Model to show celestial sphere; larger version has capacity to show lunar motions.
What it shows:
The position and motions of heavenly bodies are projected against a hypothetical sphere of infinite radius, centered on the Earth, called the Celestial Sphere. With this demo you can explain the motions of the stars and of the Sun, and show various aspects of the seasons.
How it works:
The main features of the sphere itself are shown schematically in figure 1. The spherical wire cage defines the celestial sphere, its pole aligning with the Earth's north pole and its equator defined as the projection of the Earth's equator onto the sphere. The Ecliptic is a ring that marks the Sun's path through the heavens; it is inclined at an angle of 23.5° to the celestial equator. A tilting plane defines the observer's horizon, which is at 90° to the observer's latitude. The spherical cage rotates, while the Earth at the center remains stationary. The whole sphere is mounted on a platform that can be tilted to put the observer's horizon plane can be aligned horizontally; this simplifies things a bit.
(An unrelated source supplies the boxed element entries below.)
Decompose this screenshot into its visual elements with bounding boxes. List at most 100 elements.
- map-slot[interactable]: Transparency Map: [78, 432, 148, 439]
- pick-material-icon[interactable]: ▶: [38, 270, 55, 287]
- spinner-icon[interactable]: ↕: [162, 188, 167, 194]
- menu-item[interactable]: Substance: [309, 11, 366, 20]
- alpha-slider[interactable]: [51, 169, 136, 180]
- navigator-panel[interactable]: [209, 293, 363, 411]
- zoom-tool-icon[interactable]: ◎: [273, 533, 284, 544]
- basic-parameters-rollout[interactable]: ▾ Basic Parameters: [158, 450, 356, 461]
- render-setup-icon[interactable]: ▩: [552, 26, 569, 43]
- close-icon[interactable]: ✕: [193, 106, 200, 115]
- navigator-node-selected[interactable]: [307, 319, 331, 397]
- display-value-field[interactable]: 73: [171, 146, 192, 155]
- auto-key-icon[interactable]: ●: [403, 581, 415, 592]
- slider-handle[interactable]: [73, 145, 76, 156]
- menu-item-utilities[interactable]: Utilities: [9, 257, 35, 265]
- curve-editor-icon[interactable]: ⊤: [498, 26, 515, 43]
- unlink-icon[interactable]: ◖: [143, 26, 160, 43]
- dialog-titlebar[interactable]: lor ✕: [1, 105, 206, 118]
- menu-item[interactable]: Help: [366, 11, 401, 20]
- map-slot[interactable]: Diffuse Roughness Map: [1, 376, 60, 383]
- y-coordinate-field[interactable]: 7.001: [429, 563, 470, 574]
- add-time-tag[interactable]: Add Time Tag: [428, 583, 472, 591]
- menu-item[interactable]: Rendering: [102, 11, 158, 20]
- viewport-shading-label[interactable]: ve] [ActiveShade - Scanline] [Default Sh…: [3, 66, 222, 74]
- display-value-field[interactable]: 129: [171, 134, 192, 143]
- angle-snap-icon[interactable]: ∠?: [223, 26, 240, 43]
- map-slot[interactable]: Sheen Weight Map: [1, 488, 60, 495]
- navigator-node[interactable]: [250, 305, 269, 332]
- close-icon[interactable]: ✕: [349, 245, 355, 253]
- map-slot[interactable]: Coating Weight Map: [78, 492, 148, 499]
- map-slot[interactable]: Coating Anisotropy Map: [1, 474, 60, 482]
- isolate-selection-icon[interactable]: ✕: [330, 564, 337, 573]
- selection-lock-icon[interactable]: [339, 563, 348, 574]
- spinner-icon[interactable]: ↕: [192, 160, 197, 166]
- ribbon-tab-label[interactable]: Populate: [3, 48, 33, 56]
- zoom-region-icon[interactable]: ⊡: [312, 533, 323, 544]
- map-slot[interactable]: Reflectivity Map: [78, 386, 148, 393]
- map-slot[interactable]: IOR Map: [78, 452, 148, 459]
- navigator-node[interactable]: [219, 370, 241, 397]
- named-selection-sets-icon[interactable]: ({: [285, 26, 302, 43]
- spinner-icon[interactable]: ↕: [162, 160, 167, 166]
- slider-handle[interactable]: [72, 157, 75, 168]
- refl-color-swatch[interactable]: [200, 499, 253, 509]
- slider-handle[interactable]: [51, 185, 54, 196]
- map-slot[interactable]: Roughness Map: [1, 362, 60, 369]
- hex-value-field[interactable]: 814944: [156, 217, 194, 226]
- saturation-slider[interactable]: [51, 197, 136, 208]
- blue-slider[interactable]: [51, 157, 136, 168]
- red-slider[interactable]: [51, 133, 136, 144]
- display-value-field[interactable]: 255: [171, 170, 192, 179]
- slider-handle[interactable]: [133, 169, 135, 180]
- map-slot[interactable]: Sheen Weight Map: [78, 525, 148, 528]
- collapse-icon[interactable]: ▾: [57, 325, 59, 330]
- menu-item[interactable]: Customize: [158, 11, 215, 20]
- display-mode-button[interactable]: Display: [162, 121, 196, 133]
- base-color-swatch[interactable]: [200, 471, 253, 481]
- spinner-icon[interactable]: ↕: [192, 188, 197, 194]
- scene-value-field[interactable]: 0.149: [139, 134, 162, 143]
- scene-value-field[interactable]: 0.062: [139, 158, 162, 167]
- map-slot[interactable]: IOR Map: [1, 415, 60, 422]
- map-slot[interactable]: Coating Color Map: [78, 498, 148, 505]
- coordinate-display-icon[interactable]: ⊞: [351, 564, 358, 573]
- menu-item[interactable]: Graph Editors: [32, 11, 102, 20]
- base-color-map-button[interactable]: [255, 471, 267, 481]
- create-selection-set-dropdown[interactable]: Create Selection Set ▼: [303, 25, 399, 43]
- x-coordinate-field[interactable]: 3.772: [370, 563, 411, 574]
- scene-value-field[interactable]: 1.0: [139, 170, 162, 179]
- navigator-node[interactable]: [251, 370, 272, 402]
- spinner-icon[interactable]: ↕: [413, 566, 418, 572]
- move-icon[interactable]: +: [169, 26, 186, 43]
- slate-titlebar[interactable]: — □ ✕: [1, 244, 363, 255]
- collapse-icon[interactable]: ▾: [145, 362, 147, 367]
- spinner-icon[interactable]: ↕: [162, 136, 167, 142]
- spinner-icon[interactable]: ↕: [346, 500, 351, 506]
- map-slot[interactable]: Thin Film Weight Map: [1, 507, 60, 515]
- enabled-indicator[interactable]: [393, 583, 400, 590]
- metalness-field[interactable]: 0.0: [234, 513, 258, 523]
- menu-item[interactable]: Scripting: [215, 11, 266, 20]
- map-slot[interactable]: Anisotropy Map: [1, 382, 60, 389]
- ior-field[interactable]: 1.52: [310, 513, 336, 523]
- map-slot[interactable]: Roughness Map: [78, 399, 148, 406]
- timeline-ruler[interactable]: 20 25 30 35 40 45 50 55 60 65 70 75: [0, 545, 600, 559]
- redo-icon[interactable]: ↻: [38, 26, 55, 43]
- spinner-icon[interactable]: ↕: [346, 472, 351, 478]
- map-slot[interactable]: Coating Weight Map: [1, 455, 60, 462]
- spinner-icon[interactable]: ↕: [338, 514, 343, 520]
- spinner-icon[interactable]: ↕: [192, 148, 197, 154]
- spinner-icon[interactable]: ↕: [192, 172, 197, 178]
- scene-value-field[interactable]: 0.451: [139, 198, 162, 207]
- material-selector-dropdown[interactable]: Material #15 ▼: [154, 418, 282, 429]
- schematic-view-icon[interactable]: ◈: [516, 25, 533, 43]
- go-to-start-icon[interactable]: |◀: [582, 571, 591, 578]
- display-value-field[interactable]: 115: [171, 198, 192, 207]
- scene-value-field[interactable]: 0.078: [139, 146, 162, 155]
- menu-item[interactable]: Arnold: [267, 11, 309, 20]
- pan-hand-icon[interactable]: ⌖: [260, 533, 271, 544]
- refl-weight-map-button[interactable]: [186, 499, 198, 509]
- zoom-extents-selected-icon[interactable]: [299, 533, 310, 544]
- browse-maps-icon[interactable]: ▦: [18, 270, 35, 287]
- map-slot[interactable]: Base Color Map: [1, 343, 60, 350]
With the sphere, several basic aspects of celestial motion can be demonstrated.
The stars, 'fixed' to the sphere, make a complete revolution with the sphere east to west, in 23hr 56min, known as a sidereal day.
The Sun moves on the sphere east to west one revolution per day, but also has a long term motion west to east along the ecliptic of 1° per day. The points at which the ecliptic cross the celestial equator are called the Vernal (March 21) and Autumnal (September 23) equinoxes. The maximum elevation of the ecliptic above the celestial equator is the Summer Solstice (June 21) when the Sun is directly overhead at a latitude of 23.5° north, the Tropic of Cancer. The maximum declination below the equator occurs on December 21, when the Sun is directly above the Tropic of Capricorn, 23.5° south. The north-south motion of the position of sunrise shows a maximum northern point on the Summer Solstice, and a maximum southern point on the Winter Solstice.
On the larger of the spheres we can strap on an additional loop, inclined at 5° to the ecliptic, to represent the cycle of the Moon. The Moon has a long term motion west to east of 13° per day, completing a circle relative to the celestial sphere in 27.3 days (sidereal month) and taking 29.5 days to catch up with the Sun (synodic month).
Setting it up:
The large Armillary Sphere (1m diameter) takes center stage on the floor; the smaller version (diameter 35cm) is a bench top piece. 1
The motions of the planets cannot be explained using the celestial sphere because of the observed retrograde motion.
figure 1. The Celestial Sphere
1 We're not sure of the origins of our spheres, but Central Scientific makes a couple of celestial globes, although they are more suited to classroom scales than lecture halls.